Crypto Selloff: BTC Drops Below $90K Amid ETF Outflows
Crypto selloff accelerated on November 21 as major cryptocurrencies plunged. Bitcoin fell over 7% in 24 hours, dipping below $90,000 to a low of $85,201, and is down nearly 13% for the week. Ethereum slid 9% to around $2,714, Solana dropped 12% to $125, and XRP lost 10%. Overall market capitalization fell 6.5% to $2.94 trillion amid liquidations, profit-taking, and macroeconomic uncertainty.
Spot Bitcoin ETFs recorded a modest $75 million inflow, but November outflows exceed $3 billion. Analysts point to reduced liquidity from market makers, triggered auto-sell orders, and delayed Fed data as catalysts for continued volatility. Tom Lee highlighted balance-sheet gaps at market-making firms as a core driver of ongoing selling pressure.
Regulatory dynamics shifted under new SEC Chair Paul Atkins, with enforcement actions down 25% in 2025. Atkins aims to establish a coherent digital-assets framework.
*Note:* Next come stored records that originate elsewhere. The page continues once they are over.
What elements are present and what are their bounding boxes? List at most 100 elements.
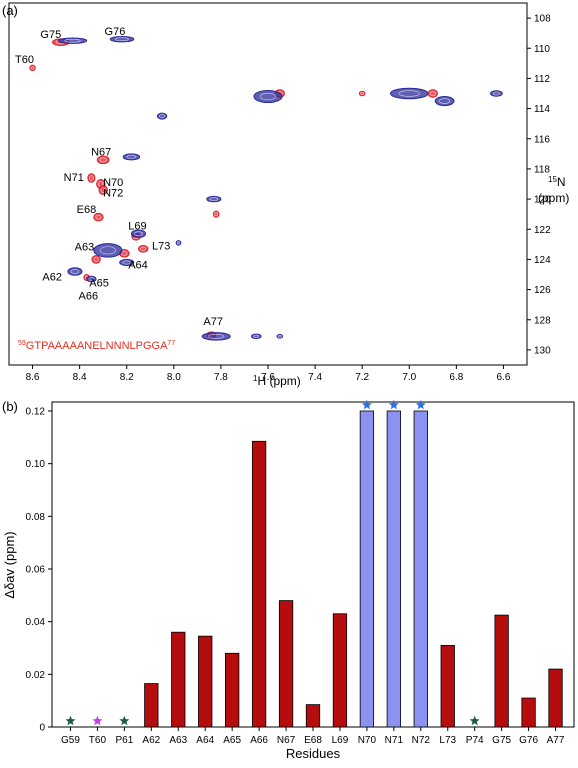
nmr-peak-contour <box>99 246 116 255</box>
nmr-peak-contour <box>360 91 365 96</box>
bar <box>198 635 213 728</box>
nmr-peak-contour <box>93 257 99 262</box>
nmr-peak <box>130 229 147 239</box>
x-tick-label: L73 <box>439 735 456 746</box>
nmr-peak <box>212 210 220 218</box>
x-tick-label: 8.2 <box>120 372 134 383</box>
peak-label: A77 <box>203 316 223 328</box>
bar <box>225 652 240 728</box>
x-tick-label: 7.6 <box>261 372 275 383</box>
peak-label: T60 <box>15 54 34 66</box>
panel-b-ticks: 0 0.02 0.04 0.06 0.08 0.10 0.12 <box>26 407 52 734</box>
nmr-peak <box>358 90 366 97</box>
y-tick-label: 0.12 <box>26 407 46 418</box>
nmr-peak <box>109 35 135 43</box>
nmr-peak-contour <box>64 38 81 43</box>
nmr-peak <box>29 64 36 72</box>
panel-b: (b) 0 0.02 0.04 0.06 0.08 0.10 0.12 G59 T60 P61 A… <box>2 399 575 761</box>
nmr-peak <box>122 153 141 161</box>
nmr-peak <box>138 245 149 253</box>
nmr-peak <box>156 112 168 120</box>
nmr-peak <box>253 89 283 104</box>
panel-a-xlabel-sup: 1 <box>253 374 258 383</box>
nmr-peak-contour <box>214 212 219 217</box>
nmr-peak <box>206 195 222 203</box>
panel-a-frame <box>8 2 528 366</box>
x-tick-label: G76 <box>519 735 538 746</box>
x-tick-label: L69 <box>332 735 349 746</box>
nmr-peak <box>98 185 108 196</box>
panel-a-ylabel-main: N <box>557 175 566 189</box>
panel-a-ylabel-unit: (ppm) <box>538 191 569 205</box>
nmr-peak <box>87 173 96 183</box>
y-tick-label: 122 <box>534 225 551 236</box>
x-tick-label: E68 <box>304 735 322 746</box>
x-tick-label: 8.6 <box>26 372 40 383</box>
panel-a-label: (a) <box>2 3 18 18</box>
sequence-end: 77 <box>167 340 175 347</box>
bar <box>494 614 509 728</box>
x-tick-label: T60 <box>89 735 107 746</box>
star-marker <box>92 715 103 726</box>
x-tick-label: 8.4 <box>73 372 87 383</box>
star-marker <box>469 715 480 726</box>
nmr-peak <box>91 255 101 264</box>
x-tick-label: A66 <box>250 735 268 746</box>
nmr-peak-contour <box>70 269 80 274</box>
nmr-peak <box>175 240 182 246</box>
nmr-peak <box>57 37 88 44</box>
x-tick-label: P61 <box>115 735 133 746</box>
nmr-peak <box>67 267 83 276</box>
panel-a-xlabel: 1H (ppm) <box>253 374 301 388</box>
y-tick-label: 0 <box>39 723 45 734</box>
bar <box>440 644 455 728</box>
nmr-peak-contour <box>30 66 35 70</box>
x-tick-label: A62 <box>142 735 160 746</box>
nmr-peak-contour <box>398 90 420 97</box>
x-tick-label: 7.2 <box>355 372 369 383</box>
nmr-peak <box>427 89 439 98</box>
peak-label: N72 <box>103 188 123 200</box>
panel-a-xlabel-main: H (ppm) <box>257 374 300 388</box>
nmr-peak-contour <box>89 175 94 181</box>
star-marker <box>65 715 76 726</box>
y-tick-label: 110 <box>534 44 550 55</box>
nmr-peak <box>93 243 123 258</box>
peak-label: G76 <box>105 26 126 38</box>
y-tick-label: 112 <box>534 74 550 85</box>
peak-label: N70 <box>103 177 123 189</box>
y-tick-label: 108 <box>534 14 551 25</box>
y-tick-label: 0.02 <box>26 670 46 681</box>
peak-label: A64 <box>128 259 148 271</box>
nmr-peak <box>490 90 503 97</box>
sequence-text: GTPAAAAANELNNNLPGGA <box>26 340 168 352</box>
bar <box>548 668 563 728</box>
x-tick-label: G59 <box>61 735 80 746</box>
x-tick-label: 6.6 <box>497 372 511 383</box>
bar <box>305 704 321 728</box>
x-tick-label: G75 <box>492 735 511 746</box>
x-tick-label: 7.8 <box>214 372 228 383</box>
x-tick-label: 7.4 <box>308 372 322 383</box>
nmr-peak-contour <box>99 157 107 163</box>
bar <box>171 631 186 728</box>
panel-b-bars <box>144 410 563 728</box>
star-marker <box>119 715 130 726</box>
panel-a: (a) 8.6 8.4 8.2 8.0 7.8 7.6 7.4 7.2 7.0 6.8 6.6 108… <box>2 2 569 388</box>
nmr-peak-contour <box>95 214 102 220</box>
nmr-peak-contour <box>208 333 225 339</box>
nmr-peak <box>86 275 97 283</box>
y-tick-label: 0.10 <box>26 459 46 470</box>
panel-a-ticks: 8.6 8.4 8.2 8.0 7.8 7.6 7.4 7.2 7.0 6.8 6.6 108 110 1… <box>26 14 552 383</box>
nmr-peak <box>93 212 104 222</box>
nmr-peak-contour <box>439 98 451 104</box>
nmr-peak <box>96 155 110 165</box>
panel-a-peaks <box>29 35 503 341</box>
peak-label: L69 <box>128 220 146 232</box>
nmr-peak-contour <box>122 260 131 265</box>
star-marker <box>415 399 426 410</box>
nmr-peak-contour <box>88 277 95 281</box>
y-tick-label: 116 <box>534 134 550 145</box>
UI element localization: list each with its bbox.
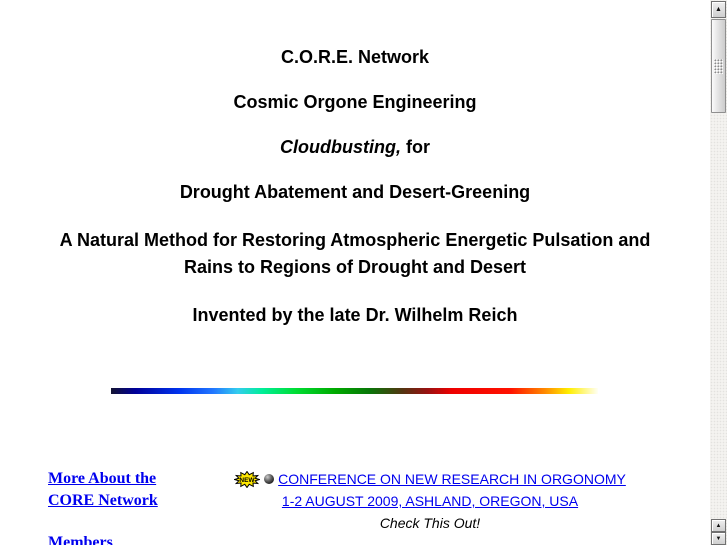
scrollbar-grip-icon	[714, 58, 723, 74]
link-conference-date-location[interactable]: 1-2 AUGUST 2009, ASHLAND, OREGON, USA	[281, 493, 579, 509]
title-block: C.O.R.E. Network Cosmic Orgone Engineeri…	[0, 23, 710, 350]
spectrum-divider	[111, 388, 598, 394]
conference-announcement: NEW CONFERENCE ON NEW RESEARCH IN ORGONO…	[213, 468, 647, 534]
heading-invented-by: Invented by the late Dr. Wilhelm Reich	[192, 305, 518, 325]
vertical-scrollbar[interactable]: ▲ ▲ ▼	[710, 0, 727, 545]
sphere-bullet-icon	[264, 474, 275, 484]
check-this-out-text: Check This Out!	[379, 515, 481, 531]
heading-cloudbusting-italic: Cloudbusting,	[280, 137, 401, 157]
up-arrow-icon: ▲	[715, 522, 722, 529]
scrollbar-up-button-bottom[interactable]: ▲	[711, 519, 726, 532]
heading-drought-abatement: Drought Abatement and Desert-Greening	[179, 182, 531, 202]
up-arrow-icon: ▲	[715, 6, 722, 13]
link-conference-title[interactable]: CONFERENCE ON NEW RESEARCH IN ORGONOMY	[278, 471, 626, 487]
new-starburst-icon: NEW	[234, 470, 261, 488]
scrollbar-thumb[interactable]	[711, 19, 726, 113]
heading-cosmic-orgone: Cosmic Orgone Engineering	[233, 92, 477, 112]
new-badge-label: NEW	[240, 477, 256, 484]
heading-natural-method: A Natural Method for Restoring Atmospher…	[59, 230, 651, 277]
scrollbar-up-button-top[interactable]: ▲	[711, 1, 726, 18]
heading-cloudbusting-regular: for	[400, 137, 430, 157]
down-arrow-icon: ▼	[715, 535, 722, 542]
heading-core-network: C.O.R.E. Network	[280, 47, 430, 67]
link-members[interactable]: Members	[48, 534, 113, 545]
conference-line1-row: NEW CONFERENCE ON NEW RESEARCH IN ORGONO…	[213, 468, 647, 490]
heading-cloudbusting: Cloudbusting, for	[0, 137, 710, 158]
bottom-nav: More About the CORE Network Members	[48, 468, 170, 545]
scrollbar-down-button-bottom[interactable]: ▼	[711, 532, 726, 545]
link-more-about-core-network[interactable]: More About the CORE Network	[48, 470, 158, 509]
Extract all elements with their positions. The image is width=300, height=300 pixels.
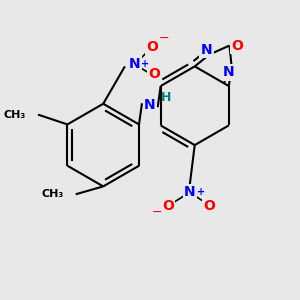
Text: O: O [146,40,158,54]
Text: H: H [160,91,171,104]
Text: CH₃: CH₃ [4,110,26,120]
Text: O: O [148,67,160,81]
Text: N: N [223,65,235,79]
Text: O: O [231,38,243,52]
Text: −: − [159,32,169,45]
Text: +: + [196,187,205,197]
Text: N: N [201,43,212,57]
Text: −: − [152,206,163,218]
Text: N: N [144,98,156,112]
Text: +: + [142,59,150,69]
Text: N: N [129,57,140,71]
Text: N: N [184,185,196,199]
Text: CH₃: CH₃ [42,189,64,199]
Text: O: O [203,199,215,213]
Text: O: O [162,199,174,213]
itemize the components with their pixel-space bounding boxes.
Traders should watch critical support levels closely as this crypto selloff tests market stability and liquidity.
Bearish
The report details a broad crypto selloff driven by heavy liquidations, profit-taking and renewed macroeconomic uncertainty. Bitcoin’s breach of $90,000 triggered automatic sell orders, amplifying downward momentum across altcoins. Spot ETF outflows exceeding $3 billion this month highlight waning institutional appetite, while Tom Lee’s insight into market-maker balance-sheet gaps signals persistent liquidity strains. Historically, similar selloffs—such as the October 2023 crypto crash—saw protracted bearish phases until liquidity and sentiment stabilized. Given these factors, the immediate outlook remains bearish, with traders likely to witness high volatility and pressure on key support levels. In the long term, stabilization may depend on renewed institutional inflows and clearer regulatory signals from the SEC.